There are days we live
An apology of sorts, not that it's needed, I know. It's just I'm trying to love being alive out here, which isn't always easy. Oh and also a peach by Li-Young Lee.
All I want to do is feed you poems and offer what little I know, and yet.
I also want to do everything else.
Here, with summer running out of its runway, I want to be with it entirely.
I want to make lovely little snack plates every night, so I can have a little bit of a lot of things.
I want to attend to my little small dog with all the love and attentiveness and patience I have in my heart, and make sure she can drain her little weasel every hour on the hour, as her body is tiny and her tiny bladder tinier, and with all the meds, and also miles on the engine, you know, she pees a lot. Sometimes inside. We get to choose what bothers us. This doesn’t.
I want to read a book of poems a day, and spend hours rolling around with my own; I want to locate my joy in the absolute mess of it, to tear these words apart and put them back together again, in all the ways I’m learning they’d like to go.
I want to see my friends, outside and gorgeous, where we can eat olives and smuggle smirks and tell ourselves it’s safe, we’re safe together. I want to spend hours and hours touching grass and shaking off sand and laughing our dumb fucking heads off, I want my friends, my friends, my friends, with me as long as we’ll have each other, I want a world to makes us possible.

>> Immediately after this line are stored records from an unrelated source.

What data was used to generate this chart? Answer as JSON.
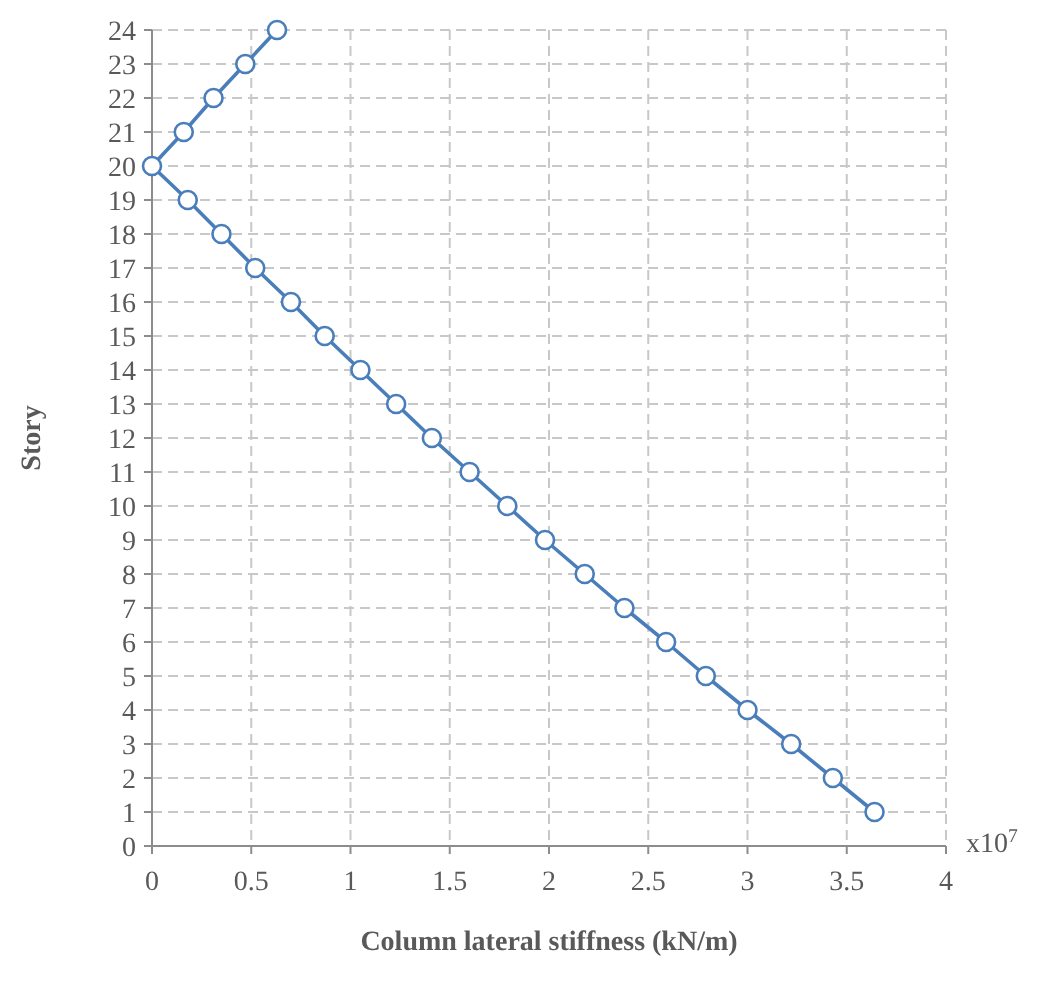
{
  "chart_data": {
    "type": "line",
    "xlabel": "Column lateral stiffness (kN/m)",
    "ylabel": "Story",
    "annotations": [
      "x10$^{7}$"
    ],
    "x": [
      3.64,
      3.43,
      3.22,
      3.0,
      2.79,
      2.59,
      2.38,
      2.18,
      1.98,
      1.79,
      1.6,
      1.41,
      1.23,
      1.05,
      0.87,
      0.7,
      0.52,
      0.35,
      0.18,
      0,
      0.16,
      0.31,
      0.47,
      0.63
    ],
    "series": [
      {
        "color": "#4a7ebb",
        "values": [
          1,
          2,
          3,
          4,
          5,
          6,
          7,
          8,
          9,
          10,
          11,
          12,
          13,
          14,
          15,
          16,
          17,
          18,
          19,
          20,
          21,
          22,
          23,
          24
        ]
      }
    ],
    "xlim": [
      0,
      4
    ],
    "xticks": [
      0,
      0.5,
      1,
      1.5,
      2,
      2.5,
      3,
      3.5,
      4
    ],
    "ylim": [
      0,
      24
    ],
    "yticks": [
      0,
      1,
      2,
      3,
      4,
      5,
      6,
      7,
      8,
      9,
      10,
      11,
      12,
      13,
      14,
      15,
      16,
      17,
      18,
      19,
      20,
      21,
      22,
      23,
      24
    ],
    "grid": true,
    "marker": "circle",
    "line_style": "solid"
  }
}
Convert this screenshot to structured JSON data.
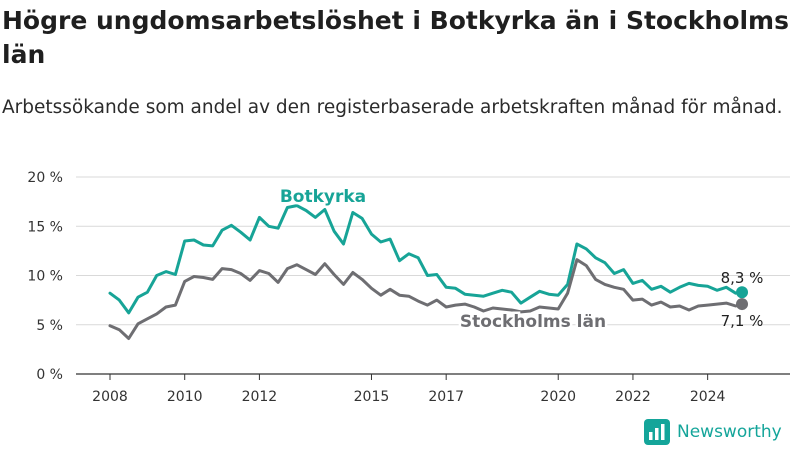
{
  "title": "Högre ungdomsarbetslöshet i Botkyrka än i Stockholms län",
  "subtitle": "Arbetssökande som andel av den registerbaserade arbetskraften månad för månad.",
  "brand": {
    "name": "Newsworthy",
    "icon": "newsworthy-logo-icon"
  },
  "colors": {
    "botkyrka": "#17a497",
    "stockholm": "#6e6e72",
    "grid": "#d9d9d9",
    "axis": "#333333"
  },
  "chart_data": {
    "type": "line",
    "title": "Högre ungdomsarbetslöshet i Botkyrka än i Stockholms län",
    "ylim": [
      0,
      20
    ],
    "xlim": [
      2008,
      2025
    ],
    "yticks": [
      0,
      5,
      10,
      15,
      20
    ],
    "ytick_labels": [
      "0 %",
      "5 %",
      "10 %",
      "15 %",
      "20 %"
    ],
    "xticks": [
      2008,
      2010,
      2012,
      2015,
      2017,
      2020,
      2022,
      2024
    ],
    "xtick_labels": [
      "2008",
      "2010",
      "2012",
      "2015",
      "2017",
      "2020",
      "2022",
      "2024"
    ],
    "grid": true,
    "legend": "inline labels",
    "series": [
      {
        "name": "Botkyrka",
        "color": "#17a497",
        "end_label": "8,3 %",
        "x": [
          2008.0,
          2008.25,
          2008.5,
          2008.75,
          2009.0,
          2009.25,
          2009.5,
          2009.75,
          2010.0,
          2010.25,
          2010.5,
          2010.75,
          2011.0,
          2011.25,
          2011.5,
          2011.75,
          2012.0,
          2012.25,
          2012.5,
          2012.75,
          2013.0,
          2013.25,
          2013.5,
          2013.75,
          2014.0,
          2014.25,
          2014.5,
          2014.75,
          2015.0,
          2015.25,
          2015.5,
          2015.75,
          2016.0,
          2016.25,
          2016.5,
          2016.75,
          2017.0,
          2017.25,
          2017.5,
          2017.75,
          2018.0,
          2018.25,
          2018.5,
          2018.75,
          2019.0,
          2019.25,
          2019.5,
          2019.75,
          2020.0,
          2020.25,
          2020.5,
          2020.75,
          2021.0,
          2021.25,
          2021.5,
          2021.75,
          2022.0,
          2022.25,
          2022.5,
          2022.75,
          2023.0,
          2023.25,
          2023.5,
          2023.75,
          2024.0,
          2024.25,
          2024.5,
          2024.75,
          2024.92
        ],
        "y": [
          8.2,
          7.5,
          6.2,
          7.8,
          8.3,
          10.0,
          10.4,
          10.1,
          13.5,
          13.6,
          13.1,
          13.0,
          14.6,
          15.1,
          14.4,
          13.6,
          15.9,
          15.0,
          14.8,
          16.9,
          17.1,
          16.6,
          15.9,
          16.7,
          14.5,
          13.2,
          16.4,
          15.8,
          14.2,
          13.4,
          13.7,
          11.5,
          12.2,
          11.8,
          10.0,
          10.1,
          8.8,
          8.7,
          8.1,
          8.0,
          7.9,
          8.2,
          8.5,
          8.3,
          7.2,
          7.8,
          8.4,
          8.1,
          8.0,
          9.1,
          13.2,
          12.7,
          11.8,
          11.3,
          10.2,
          10.6,
          9.2,
          9.5,
          8.6,
          8.9,
          8.3,
          8.8,
          9.2,
          9.0,
          8.9,
          8.5,
          8.8,
          8.2,
          8.3
        ]
      },
      {
        "name": "Stockholms län",
        "color": "#6e6e72",
        "end_label": "7,1 %",
        "x": [
          2008.0,
          2008.25,
          2008.5,
          2008.75,
          2009.0,
          2009.25,
          2009.5,
          2009.75,
          2010.0,
          2010.25,
          2010.5,
          2010.75,
          2011.0,
          2011.25,
          2011.5,
          2011.75,
          2012.0,
          2012.25,
          2012.5,
          2012.75,
          2013.0,
          2013.25,
          2013.5,
          2013.75,
          2014.0,
          2014.25,
          2014.5,
          2014.75,
          2015.0,
          2015.25,
          2015.5,
          2015.75,
          2016.0,
          2016.25,
          2016.5,
          2016.75,
          2017.0,
          2017.25,
          2017.5,
          2017.75,
          2018.0,
          2018.25,
          2018.5,
          2018.75,
          2019.0,
          2019.25,
          2019.5,
          2019.75,
          2020.0,
          2020.25,
          2020.5,
          2020.75,
          2021.0,
          2021.25,
          2021.5,
          2021.75,
          2022.0,
          2022.25,
          2022.5,
          2022.75,
          2023.0,
          2023.25,
          2023.5,
          2023.75,
          2024.0,
          2024.25,
          2024.5,
          2024.75,
          2024.92
        ],
        "y": [
          4.9,
          4.5,
          3.6,
          5.1,
          5.6,
          6.1,
          6.8,
          7.0,
          9.4,
          9.9,
          9.8,
          9.6,
          10.7,
          10.6,
          10.2,
          9.5,
          10.5,
          10.2,
          9.3,
          10.7,
          11.1,
          10.6,
          10.1,
          11.2,
          10.1,
          9.1,
          10.3,
          9.6,
          8.7,
          8.0,
          8.6,
          8.0,
          7.9,
          7.4,
          7.0,
          7.5,
          6.8,
          7.0,
          7.1,
          6.8,
          6.4,
          6.7,
          6.6,
          6.5,
          6.3,
          6.4,
          6.8,
          6.7,
          6.6,
          8.2,
          11.6,
          11.0,
          9.6,
          9.1,
          8.8,
          8.6,
          7.5,
          7.6,
          7.0,
          7.3,
          6.8,
          6.9,
          6.5,
          6.9,
          7.0,
          7.1,
          7.2,
          6.9,
          7.1
        ]
      }
    ]
  }
}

I want to make my house beautiful. And reasonably tidy. I want everything everywhere to have a place. I may settle for not a disaster.
I want to walk for miles with my friend who I married and the puppy he fell in love with the first time we saw him, who even at now a full year old is as infantwild as ever. I want to watch the dog play in the waves of Lake Michigan, and trot around the park with his tail held high, even as any dog close enough to smell him seems to want to kick or lick his ass to oblivion.
I want to do good work, as well as I can, at a pace I can manage forever.
I want to see my parents. I want to build a home. I need to do laundry. I want to read cards for Belinda, and tend my small garden, and learn to bake bread even though I know better. My god, how I’ve become fixated this week with learning to make bread, despite baking being nowhere near my brain’s strong suit, the grams and the mystery of it, which I’m told is only science, which is simply not my particular magic. I read other stars.
What I’m saying is yet again, this week, I have failed to read you the poems that I want, or to write the words I’ve been needing to. They start like this: Lately it’s been harder to ignore the possibility of god.
There’s always next week.
Until then, I need you to have this. I share it all the time, always.
It’s never not near to my mind.
From Blossoms
by Li-Young Lee
From blossoms comes
this brown paper bag of peaches
we bought from the boy
at the bend in the road where we turned toward
signs painted Peaches.
From laden boughs, from hands,
from sweet fellowship in the bins,
comes nectar at the roadside, succulent
peaches we devour, dusty skin and all,
comes the familiar dust of summer, dust we eat.
O, to take what we love inside,
to carry within us an orchard, to eat
not only the skin, but the shade,
not only the sugar, but the days, to hold
the fruit in our hands, adore it, then bite into
the round jubilance of peach.
There are days we live
as if death were nowhere
in the background; from joy
to joy to joy, from wing to wing,
from blossom to blossom to
impossible blossom, to sweet impossible blossom.
Okay. I hope you can do the things that make you come to life today.